While it appears that acting opportunities are improving for Asian Pacific Americans in Hollywood, it is still a rare sighting to find a handsome, sexy Asian American male in a non-stereotypical role in mainstream television and movies. Unless you are one of the lucky ones cast in the TV series Hawaii Five-0, Asian American male actors are more often cast in roles as thugs, geeks, martial arts experts, or as tourists or characters with a funny foreign accent.
Nareth Chuon and Jason Peers, two young professionals in Los Angeles are on a mission to make a difference.
First, they spent their weekends and nights after their day jobs producing a health and fitness style calendar called the 2010 Asian Pacific Male (APM) Calendar featuring handsome and sexy Asian American men to raise funds for charity, with renowned photographer Jeff Sheng, one of the three original creators with Chuon and Peers. The calendar and the charity fundraising was a hit.
Now, Chuon and Peers want to take their calendar and charity fundraising concept to television. They have just completed filming a reality TV pilot based on their experiences co-producing the calendar project, with hope that the episodes will begin production in Spring, 2012.
Peers said the original project was a success because "people had never seen anything like this before." Before the 2010 Asian Pacific Male Calendar Asian American men were usually photographed on "rafts or holding a bamboo fan," he quipped. The 2010 APM calendar models were photographed doing activities such as surfing, mountain climbing and riding motorcycles.
Chuon and Peers partnered their calendar project with the Asian Pacific Health Care Venture raising awareness and funds for the non-profit community-based health care organization which provides medical and wellness services in at least fourteen languages.
Peers said the calendar was a "passion project" and they didn't take a penny from any of the sales, but paid for the hard costs including the printing and donated 100% of net proceeds of more than $6,000 to APHCV.

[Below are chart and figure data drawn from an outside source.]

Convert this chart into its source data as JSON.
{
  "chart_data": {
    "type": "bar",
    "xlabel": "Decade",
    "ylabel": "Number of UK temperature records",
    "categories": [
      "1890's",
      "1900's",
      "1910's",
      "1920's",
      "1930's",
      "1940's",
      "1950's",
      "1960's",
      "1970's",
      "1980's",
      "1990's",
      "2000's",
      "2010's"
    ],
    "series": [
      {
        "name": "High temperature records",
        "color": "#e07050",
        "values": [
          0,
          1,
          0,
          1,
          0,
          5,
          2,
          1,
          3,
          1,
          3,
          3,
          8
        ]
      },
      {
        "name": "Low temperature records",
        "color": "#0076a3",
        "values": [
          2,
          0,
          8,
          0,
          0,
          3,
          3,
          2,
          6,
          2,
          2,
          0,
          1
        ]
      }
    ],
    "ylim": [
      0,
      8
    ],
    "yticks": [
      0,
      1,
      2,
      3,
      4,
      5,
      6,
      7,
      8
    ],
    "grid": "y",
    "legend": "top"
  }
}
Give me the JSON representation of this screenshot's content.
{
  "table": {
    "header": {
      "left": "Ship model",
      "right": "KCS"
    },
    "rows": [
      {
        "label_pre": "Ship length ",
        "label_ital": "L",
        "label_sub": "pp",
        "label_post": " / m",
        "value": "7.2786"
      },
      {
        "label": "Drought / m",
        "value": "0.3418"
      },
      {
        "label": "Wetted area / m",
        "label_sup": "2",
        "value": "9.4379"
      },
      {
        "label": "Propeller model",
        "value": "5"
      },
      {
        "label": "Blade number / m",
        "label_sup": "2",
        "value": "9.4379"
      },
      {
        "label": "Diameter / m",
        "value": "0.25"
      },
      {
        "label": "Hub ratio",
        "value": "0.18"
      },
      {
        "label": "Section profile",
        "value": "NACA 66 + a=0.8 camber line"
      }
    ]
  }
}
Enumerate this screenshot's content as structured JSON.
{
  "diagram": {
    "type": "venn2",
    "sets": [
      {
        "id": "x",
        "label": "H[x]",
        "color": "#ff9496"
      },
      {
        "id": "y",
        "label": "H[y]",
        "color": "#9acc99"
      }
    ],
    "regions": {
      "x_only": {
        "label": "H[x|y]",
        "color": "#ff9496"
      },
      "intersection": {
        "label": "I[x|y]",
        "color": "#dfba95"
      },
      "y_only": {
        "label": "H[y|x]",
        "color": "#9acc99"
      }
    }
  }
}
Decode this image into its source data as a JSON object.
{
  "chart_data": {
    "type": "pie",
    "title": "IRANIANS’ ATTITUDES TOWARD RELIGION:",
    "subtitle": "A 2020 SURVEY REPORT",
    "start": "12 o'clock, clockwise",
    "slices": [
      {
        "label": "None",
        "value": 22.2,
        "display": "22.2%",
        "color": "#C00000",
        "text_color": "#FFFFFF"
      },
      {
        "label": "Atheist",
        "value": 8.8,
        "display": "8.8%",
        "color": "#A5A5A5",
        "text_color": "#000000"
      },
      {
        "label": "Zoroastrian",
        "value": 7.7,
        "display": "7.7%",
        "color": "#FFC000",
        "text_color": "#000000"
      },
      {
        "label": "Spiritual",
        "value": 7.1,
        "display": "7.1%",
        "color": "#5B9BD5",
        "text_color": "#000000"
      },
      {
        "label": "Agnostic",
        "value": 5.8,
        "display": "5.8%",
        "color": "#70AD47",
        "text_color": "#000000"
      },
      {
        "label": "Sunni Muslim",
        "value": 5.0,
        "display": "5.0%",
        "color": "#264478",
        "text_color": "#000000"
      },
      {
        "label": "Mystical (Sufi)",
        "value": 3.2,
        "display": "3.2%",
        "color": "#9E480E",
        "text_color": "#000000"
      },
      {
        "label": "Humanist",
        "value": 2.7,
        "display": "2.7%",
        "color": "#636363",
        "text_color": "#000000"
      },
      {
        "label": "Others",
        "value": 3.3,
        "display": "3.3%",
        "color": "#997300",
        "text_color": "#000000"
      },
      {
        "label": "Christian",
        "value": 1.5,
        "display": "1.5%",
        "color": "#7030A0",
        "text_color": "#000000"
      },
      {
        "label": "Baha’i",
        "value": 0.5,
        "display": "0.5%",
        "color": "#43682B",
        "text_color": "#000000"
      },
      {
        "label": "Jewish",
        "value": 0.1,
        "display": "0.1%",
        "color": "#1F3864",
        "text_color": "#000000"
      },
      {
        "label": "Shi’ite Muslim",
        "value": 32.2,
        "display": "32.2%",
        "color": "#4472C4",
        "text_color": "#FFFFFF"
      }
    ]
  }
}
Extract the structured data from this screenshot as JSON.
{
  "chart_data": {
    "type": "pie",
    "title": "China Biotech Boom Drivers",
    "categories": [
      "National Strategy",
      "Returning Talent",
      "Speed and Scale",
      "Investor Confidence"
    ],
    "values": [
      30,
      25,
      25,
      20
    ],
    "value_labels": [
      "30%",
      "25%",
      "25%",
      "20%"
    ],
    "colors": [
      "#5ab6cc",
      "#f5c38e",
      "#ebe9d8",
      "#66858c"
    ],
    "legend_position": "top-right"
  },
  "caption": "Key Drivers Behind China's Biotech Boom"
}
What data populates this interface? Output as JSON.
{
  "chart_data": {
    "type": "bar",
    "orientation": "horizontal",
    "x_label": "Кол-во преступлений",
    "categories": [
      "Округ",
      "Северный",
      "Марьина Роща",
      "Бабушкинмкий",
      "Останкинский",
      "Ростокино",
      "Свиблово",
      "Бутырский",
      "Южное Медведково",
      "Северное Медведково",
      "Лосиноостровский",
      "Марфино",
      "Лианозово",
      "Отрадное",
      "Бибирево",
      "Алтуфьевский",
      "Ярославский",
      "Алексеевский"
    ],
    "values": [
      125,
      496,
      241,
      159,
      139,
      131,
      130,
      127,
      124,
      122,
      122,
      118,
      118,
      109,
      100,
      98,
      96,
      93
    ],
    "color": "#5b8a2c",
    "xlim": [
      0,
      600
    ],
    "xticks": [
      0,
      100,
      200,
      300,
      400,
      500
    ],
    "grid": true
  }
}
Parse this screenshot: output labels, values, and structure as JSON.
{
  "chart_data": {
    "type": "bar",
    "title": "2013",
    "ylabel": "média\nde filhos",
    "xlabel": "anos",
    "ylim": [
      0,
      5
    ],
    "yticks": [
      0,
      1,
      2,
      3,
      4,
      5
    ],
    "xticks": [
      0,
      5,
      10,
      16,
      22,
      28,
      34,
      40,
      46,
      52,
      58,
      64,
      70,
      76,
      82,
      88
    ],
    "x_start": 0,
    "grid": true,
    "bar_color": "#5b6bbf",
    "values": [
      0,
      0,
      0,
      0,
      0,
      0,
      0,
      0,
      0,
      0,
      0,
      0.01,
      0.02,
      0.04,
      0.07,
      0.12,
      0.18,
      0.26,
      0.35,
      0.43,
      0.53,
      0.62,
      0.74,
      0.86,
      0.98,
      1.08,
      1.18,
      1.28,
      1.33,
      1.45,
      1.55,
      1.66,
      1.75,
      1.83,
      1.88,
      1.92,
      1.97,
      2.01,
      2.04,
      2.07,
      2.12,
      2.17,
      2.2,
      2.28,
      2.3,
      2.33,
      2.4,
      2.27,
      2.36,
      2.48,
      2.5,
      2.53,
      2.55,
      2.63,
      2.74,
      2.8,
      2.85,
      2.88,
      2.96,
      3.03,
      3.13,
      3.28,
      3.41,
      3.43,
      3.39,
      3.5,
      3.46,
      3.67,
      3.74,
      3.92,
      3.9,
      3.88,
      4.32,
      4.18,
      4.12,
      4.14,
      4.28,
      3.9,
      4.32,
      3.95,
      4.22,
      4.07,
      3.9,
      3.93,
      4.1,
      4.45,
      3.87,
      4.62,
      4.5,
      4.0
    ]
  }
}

After the 2010 calendar project finished, came the realization that what they pulled off during the weekends and at nights was a "great statement on what a group of friends can do," said Peers.
Peers said the proposed TV show will continue the legacy of the original Asian Pacific Male Calendar, with multi-cultural models and the same focus on raising funds and awareness for a charity. The proposed TV series currently includes roles for Asian, Hapa, Latino, Caucasian and African Americans.
Male models cast for the reality TV series will require that they have a proven track record of non-profit work or community-based civic services.
“Here you have a group of “Joe Next Doors” who just got up one day and decided they wanted to pool their talents and work together on a project in their spare time,” Shine said. “Their efforts ended up raising awareness and generated tons of money for a great cause. How in the world can anything get better than that? We hope this series will show that being an agent of change in this world is fun and fantastic and easy once you get the ball rolling”
Actor and activist Mike C. Manning, the 2011 recipient of the Courage Award by LifeWorks for his work with homeless youth in Los Angeles, has joined the team both as a producer on screen as well as behind the scenes. Manning made a name for himself on MTV's “Real World: DC,” and has since used that platform to get involved in non-profit work.
"When I heard about the calendar project, a project that raises money and awareness for charities, I was excited to get involved," Manning said. "When you can entertain people and help many others at the same time, it's a win-win."
Other cast members are recording artist Sikora, actors Price Troche, Jr. and Khalif Boyd, and photographer Michael Darling.
"This show just made sense from the start," Peers added. "The way the show is intended is to prove that a group of average, every day people can find ways to give back and have fun doing it. Good reality TV doesn't have to reach for the lowest denominator and hopefully this show can prove that."